Notule bibliographique
Grice Paul, Aspects of Reason, Ed. R. O. Warner, Oxford, 2001, ISBN 0-19-824252-2.
Reasons and reasoning were central to the work of Paul Grice,
one of the most influential and admired philosophers of the late twentieth
century. In the John Locke Lectures that Grice delivered in Oxford at the
end of the 1970s, he set out his fundamental thoughts about these topics;
Aspects of Reason is the long-awaited publication of those lectures. They
focus on an investigation of practical necessity, as Grice contends that
practical necessities are established by derivation; they are necessary
because they are derivable. This work sets this claim in the context of
an account of reasons and reasoning, allowing Grice to defend his treatment
of necessity against obvious objections and revealing how the construction
of explicit derivations can play a central role in explaining and justifying
thought and action. Grice was still working on Aspects of Reason during
the last years of his life, and although unpolished, the book provides
an intimate glimpse into the workings of his mind and will refresh and
illuminate many areas of contemporary philosophy Paul Grice (1913-1988)
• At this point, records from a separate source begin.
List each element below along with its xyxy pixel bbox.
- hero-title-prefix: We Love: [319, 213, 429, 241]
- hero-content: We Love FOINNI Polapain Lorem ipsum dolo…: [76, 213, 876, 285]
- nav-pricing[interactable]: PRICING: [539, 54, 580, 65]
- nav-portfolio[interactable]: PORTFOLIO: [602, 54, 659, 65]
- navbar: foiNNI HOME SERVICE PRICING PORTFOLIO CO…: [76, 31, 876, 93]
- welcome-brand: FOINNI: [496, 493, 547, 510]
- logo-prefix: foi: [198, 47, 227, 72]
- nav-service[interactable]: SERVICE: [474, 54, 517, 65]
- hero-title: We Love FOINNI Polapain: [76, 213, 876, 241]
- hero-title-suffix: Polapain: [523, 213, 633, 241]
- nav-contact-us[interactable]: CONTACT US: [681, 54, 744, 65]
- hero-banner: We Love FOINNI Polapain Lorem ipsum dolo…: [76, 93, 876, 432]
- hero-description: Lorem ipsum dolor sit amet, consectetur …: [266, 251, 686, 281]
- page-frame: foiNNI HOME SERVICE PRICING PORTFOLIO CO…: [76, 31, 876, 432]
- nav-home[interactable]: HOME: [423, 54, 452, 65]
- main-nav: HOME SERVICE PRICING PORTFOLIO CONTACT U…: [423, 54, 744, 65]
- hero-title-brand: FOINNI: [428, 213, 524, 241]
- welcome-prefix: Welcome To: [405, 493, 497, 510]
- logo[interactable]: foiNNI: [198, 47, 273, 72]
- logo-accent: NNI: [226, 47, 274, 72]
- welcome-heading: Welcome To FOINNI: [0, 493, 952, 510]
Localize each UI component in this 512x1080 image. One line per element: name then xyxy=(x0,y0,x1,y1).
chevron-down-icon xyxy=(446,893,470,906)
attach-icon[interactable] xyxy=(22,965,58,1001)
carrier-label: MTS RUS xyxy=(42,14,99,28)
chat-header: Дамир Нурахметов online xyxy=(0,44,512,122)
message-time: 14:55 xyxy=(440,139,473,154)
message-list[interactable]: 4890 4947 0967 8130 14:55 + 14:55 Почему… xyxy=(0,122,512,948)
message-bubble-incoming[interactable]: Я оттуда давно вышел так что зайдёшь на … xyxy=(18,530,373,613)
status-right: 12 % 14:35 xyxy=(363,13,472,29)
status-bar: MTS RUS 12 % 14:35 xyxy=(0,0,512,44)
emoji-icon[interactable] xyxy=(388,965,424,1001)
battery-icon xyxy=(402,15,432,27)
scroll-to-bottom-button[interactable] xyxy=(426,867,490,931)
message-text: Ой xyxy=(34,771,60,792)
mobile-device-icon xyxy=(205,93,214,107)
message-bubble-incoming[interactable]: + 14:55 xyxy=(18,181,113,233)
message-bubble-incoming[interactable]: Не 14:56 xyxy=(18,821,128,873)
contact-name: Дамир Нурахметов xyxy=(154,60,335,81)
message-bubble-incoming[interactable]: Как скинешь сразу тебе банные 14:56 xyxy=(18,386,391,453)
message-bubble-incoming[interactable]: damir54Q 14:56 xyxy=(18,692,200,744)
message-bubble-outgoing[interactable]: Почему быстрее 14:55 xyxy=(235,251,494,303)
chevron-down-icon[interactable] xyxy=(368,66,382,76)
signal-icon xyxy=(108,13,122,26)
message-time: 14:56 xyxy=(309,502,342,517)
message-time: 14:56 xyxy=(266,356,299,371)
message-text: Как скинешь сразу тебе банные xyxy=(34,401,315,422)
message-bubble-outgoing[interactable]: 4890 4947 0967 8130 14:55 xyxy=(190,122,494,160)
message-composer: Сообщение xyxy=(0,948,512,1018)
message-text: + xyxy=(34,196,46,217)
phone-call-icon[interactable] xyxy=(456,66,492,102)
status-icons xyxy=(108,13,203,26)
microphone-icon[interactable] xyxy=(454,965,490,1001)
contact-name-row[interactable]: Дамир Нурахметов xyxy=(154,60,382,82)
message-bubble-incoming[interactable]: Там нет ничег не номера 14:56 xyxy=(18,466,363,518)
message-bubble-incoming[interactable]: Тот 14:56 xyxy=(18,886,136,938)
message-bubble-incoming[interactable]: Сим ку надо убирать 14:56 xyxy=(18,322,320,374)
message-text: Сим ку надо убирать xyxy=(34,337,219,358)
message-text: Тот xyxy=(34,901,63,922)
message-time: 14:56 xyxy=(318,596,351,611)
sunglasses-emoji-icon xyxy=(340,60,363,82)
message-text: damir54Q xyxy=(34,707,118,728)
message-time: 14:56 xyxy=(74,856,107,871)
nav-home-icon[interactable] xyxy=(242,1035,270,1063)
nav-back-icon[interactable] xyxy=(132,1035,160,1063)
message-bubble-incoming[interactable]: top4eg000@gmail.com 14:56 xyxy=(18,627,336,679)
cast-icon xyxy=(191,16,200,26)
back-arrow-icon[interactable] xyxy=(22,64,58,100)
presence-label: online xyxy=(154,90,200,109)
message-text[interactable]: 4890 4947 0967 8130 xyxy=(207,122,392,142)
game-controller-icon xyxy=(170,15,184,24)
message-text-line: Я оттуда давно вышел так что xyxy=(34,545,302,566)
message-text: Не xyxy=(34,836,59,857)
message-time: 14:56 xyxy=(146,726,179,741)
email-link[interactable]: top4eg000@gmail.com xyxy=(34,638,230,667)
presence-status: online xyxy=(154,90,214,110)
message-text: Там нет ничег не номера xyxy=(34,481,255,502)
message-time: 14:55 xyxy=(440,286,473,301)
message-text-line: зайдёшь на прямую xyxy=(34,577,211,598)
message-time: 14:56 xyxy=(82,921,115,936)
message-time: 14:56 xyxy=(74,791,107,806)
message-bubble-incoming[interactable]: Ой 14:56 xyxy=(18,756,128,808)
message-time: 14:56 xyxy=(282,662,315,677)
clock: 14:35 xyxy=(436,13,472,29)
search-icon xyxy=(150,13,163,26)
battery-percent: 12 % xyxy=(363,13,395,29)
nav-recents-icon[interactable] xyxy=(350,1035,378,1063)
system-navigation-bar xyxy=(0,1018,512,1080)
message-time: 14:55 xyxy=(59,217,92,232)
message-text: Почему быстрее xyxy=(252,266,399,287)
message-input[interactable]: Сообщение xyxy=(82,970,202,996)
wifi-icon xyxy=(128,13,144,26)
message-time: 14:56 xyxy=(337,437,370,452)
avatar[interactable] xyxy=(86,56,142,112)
was Fellow of St John's College, and, until his retirement in 1980, Professor
of Philosophy at the University of California, Berkeley. Richard Warner
is Professor of Philosophy at Chicago-Kent College of Law.
CONTENTS:
R Warner, Introduction: Grice on Reasons and Rationality
H P Grice, Proem.
Essay 1: Reasons and Reasoning.
Essay 2: Reason and Reasons.
Essay 3: Practical and Alethic Reasoning (Part I).
Essay 4: Practical and Alethic Reasoning (Part 2).